You should have received a copy of the GNU General Public License
along with this program.  If not, see <http://www.gnu.org/licenses/>.

This repository contains only tools for obtaining data and no data itself, though the data itself may be available elsewhere on Github. If you use the data accumulated by this program, or download it, you may be required to acknowledge the source. Here are some details:

cdataset - New York Times

In general, we are making this data publicly available for broad, noncommercial public use including by medical and public health researchers, policymakers, analysts and local news media.

If you use this data, you must attribute it to “The New York Times” in any publication. If you would like a more expanded description of the data, you could say “Data from The New York Times, based on reports from state and local health agencies.”

If you use it in an online presentation, we would appreciate it if you would link to our U.S. tracking page at https://www.nytimes.com/interactive/2020/us/coronavirus-us-cases.html.

If you use this data, please let us know at covid-data@nytimes.com.

See our LICENSE for the full terms of use for this data.

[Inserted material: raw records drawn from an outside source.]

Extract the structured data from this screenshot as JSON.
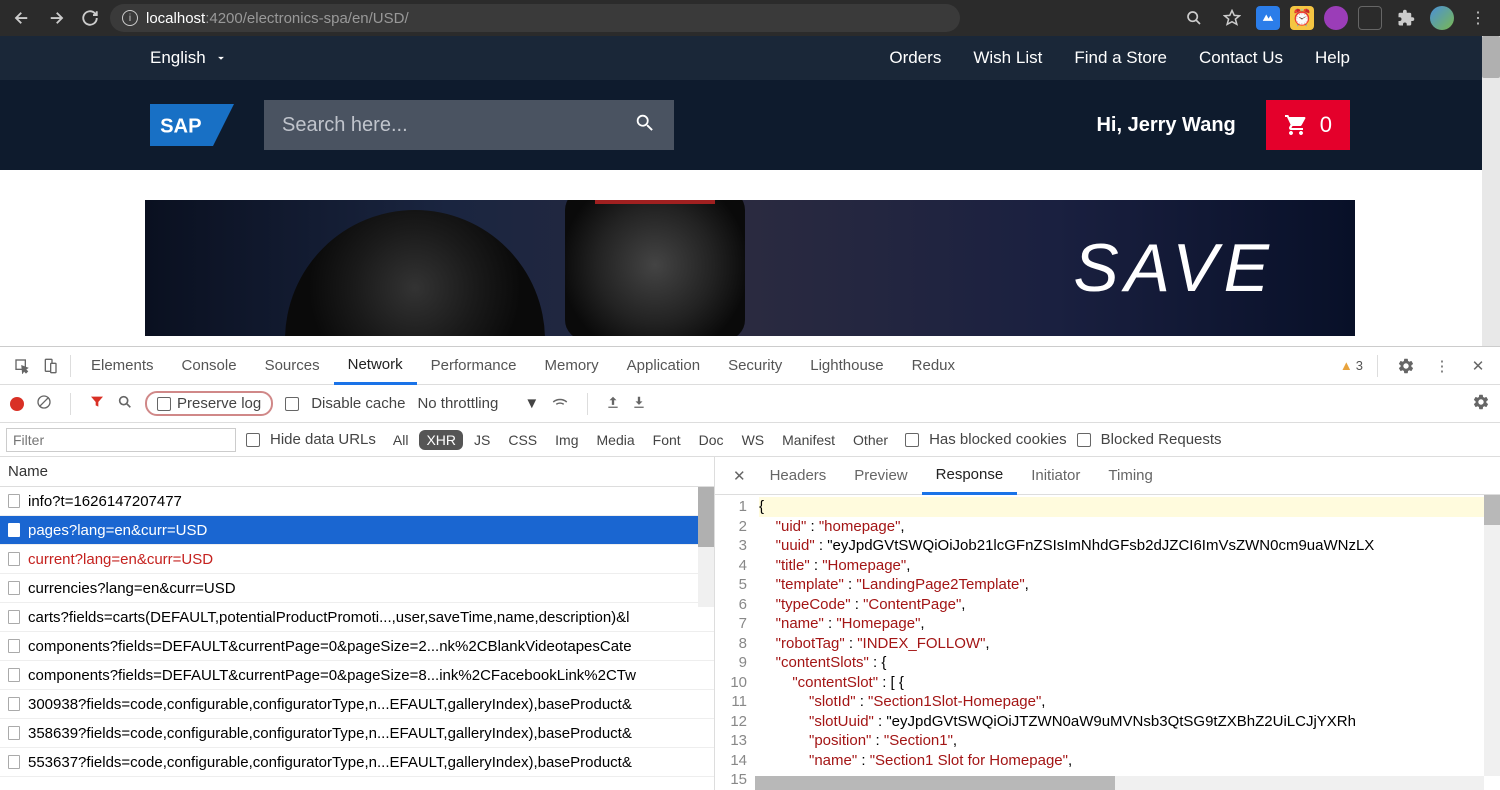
{
  "browser": {
    "url_host": "localhost",
    "url_rest": ":4200/electronics-spa/en/USD/"
  },
  "page": {
    "language": "English",
    "top_links": [
      "Orders",
      "Wish List",
      "Find a Store",
      "Contact Us",
      "Help"
    ],
    "search_placeholder": "Search here...",
    "greeting": "Hi, Jerry Wang",
    "cart_count": "0",
    "hero_text": "SAVE"
  },
  "devtools": {
    "tabs": [
      "Elements",
      "Console",
      "Sources",
      "Network",
      "Performance",
      "Memory",
      "Application",
      "Security",
      "Lighthouse",
      "Redux"
    ],
    "active_tab": "Network",
    "warning_count": "3",
    "toolbar": {
      "preserve_log": "Preserve log",
      "disable_cache": "Disable cache",
      "throttling": "No throttling"
    },
    "filter": {
      "placeholder": "Filter",
      "hide_urls": "Hide data URLs",
      "types": [
        "All",
        "XHR",
        "JS",
        "CSS",
        "Img",
        "Media",
        "Font",
        "Doc",
        "WS",
        "Manifest",
        "Other"
      ],
      "active_type": "XHR",
      "blocked_cookies": "Has blocked cookies",
      "blocked_requests": "Blocked Requests"
    },
    "name_header": "Name",
    "requests": [
      {
        "name": "info?t=1626147207477",
        "state": ""
      },
      {
        "name": "pages?lang=en&curr=USD",
        "state": "sel"
      },
      {
        "name": "current?lang=en&curr=USD",
        "state": "err"
      },
      {
        "name": "currencies?lang=en&curr=USD",
        "state": ""
      },
      {
        "name": "carts?fields=carts(DEFAULT,potentialProductPromoti...,user,saveTime,name,description)&l",
        "state": ""
      },
      {
        "name": "components?fields=DEFAULT&currentPage=0&pageSize=2...nk%2CBlankVideotapesCate",
        "state": ""
      },
      {
        "name": "components?fields=DEFAULT&currentPage=0&pageSize=8...ink%2CFacebookLink%2CTw",
        "state": ""
      },
      {
        "name": "300938?fields=code,configurable,configuratorType,n...EFAULT,galleryIndex),baseProduct&",
        "state": ""
      },
      {
        "name": "358639?fields=code,configurable,configuratorType,n...EFAULT,galleryIndex),baseProduct&",
        "state": ""
      },
      {
        "name": "553637?fields=code,configurable,configuratorType,n...EFAULT,galleryIndex),baseProduct&",
        "state": ""
      }
    ],
    "response_tabs": [
      "Headers",
      "Preview",
      "Response",
      "Initiator",
      "Timing"
    ],
    "response_active": "Response",
    "code_lines": [
      {
        "n": 1,
        "t": "{",
        "hl": true
      },
      {
        "n": 2,
        "t": "    \"uid\" : \"homepage\","
      },
      {
        "n": 3,
        "t": "    \"uuid\" : \"eyJpdGVtSWQiOiJob21lcGFnZSIsImNhdGFsb2dJZCI6ImVsZWN0cm9uaWNzLX"
      },
      {
        "n": 4,
        "t": "    \"title\" : \"Homepage\","
      },
      {
        "n": 5,
        "t": "    \"template\" : \"LandingPage2Template\","
      },
      {
        "n": 6,
        "t": "    \"typeCode\" : \"ContentPage\","
      },
      {
        "n": 7,
        "t": "    \"name\" : \"Homepage\","
      },
      {
        "n": 8,
        "t": "    \"robotTag\" : \"INDEX_FOLLOW\","
      },
      {
        "n": 9,
        "t": "    \"contentSlots\" : {"
      },
      {
        "n": 10,
        "t": "        \"contentSlot\" : [ {"
      },
      {
        "n": 11,
        "t": "            \"slotId\" : \"Section1Slot-Homepage\","
      },
      {
        "n": 12,
        "t": "            \"slotUuid\" : \"eyJpdGVtSWQiOiJTZWN0aW9uMVNsb3QtSG9tZXBhZ2UiLCJjYXRh"
      },
      {
        "n": 13,
        "t": "            \"position\" : \"Section1\","
      },
      {
        "n": 14,
        "t": "            \"name\" : \"Section1 Slot for Homepage\","
      },
      {
        "n": 15,
        "t": ""
      }
    ]
  }
}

This license is co-extensive with the Creative Commons Attribution-NonCommercial 4.0 International license, and licensees should refer to that license (CC BY-NC) if they have questions about the scope of the license.

source

cdataset and loc_lookup - Johns Hopkins

  1. This data set is licensed under the Creative Commons Attribution 4.0 International (CC BY 4.0) by the Johns Hopkins University on behalf of its Center for Systems Science in Engineering. Copyright Johns Hopkins University 2020.
  2. Attribute the data as the "COVID-19 Data Repository by the Center for Systems Science and Engineering (CSSE) at Johns Hopkins University" or "JHU CSSE COVID-19 Data" for short, and the url: https://github.com/CSSEGISandData/COVID-19.
  3. For publications that use the data, please cite the following publication: "Dong E, Du H, Gardner L. An interactive web-based dashboard to track COVID-19 in real time. Lancet Inf Dis. 20(5):533-534. doi: 10.1016/S1473-3099(20)30120-1"

source

rtlive - rt.live

We just ask that you cite Rt.live as the source and link where appropriate.

source

covidtracking - COVID-19 Tracking Project

You are welcome to copy, distribute, and develop data and website content from The COVID Tracking Project at The Atlantic for all healthcare, medical, journalistic and non-commercial uses, including any personal, editorial, academic, or research purposes.

The COVID Tracking Project at The Atlantic data and website content is published under a Creative Commons CC BY-NC-4.0 license, which requires users to attribute the source and license type (CC BY-NC-4.0) when sharing our data or website content. The COVID Tracking Project at The Atlantic also grants permission for any derivative use of this data and website content that supports healthcare or medical research (including institutional use by public health and for-profit organizations), or journalistic usage (by nonprofit or for-profit organizations). All other commercial uses are not permitted under the Creative Commons license, and will require permission from The COVID Tracking Project at The Atlantic.

source

owid - Our World In Data

"All our research and visualizations are free to use by everyone for all purposes." source

Visualizations and text: All our charts, maps, and text is licensed under a very permissive ‘Creative Commons’ (CC) license: The CC-BY license. The BY stands for ‘by attribution’ and this means you are free to take whatever is useful for your work. You just need to provide credit to Our World in Data and our underlying sources (see below).

source

Harvey County Testing Data

This data is a manual import from the Kansas Department of Health and Environment and the Harvey County Health Department.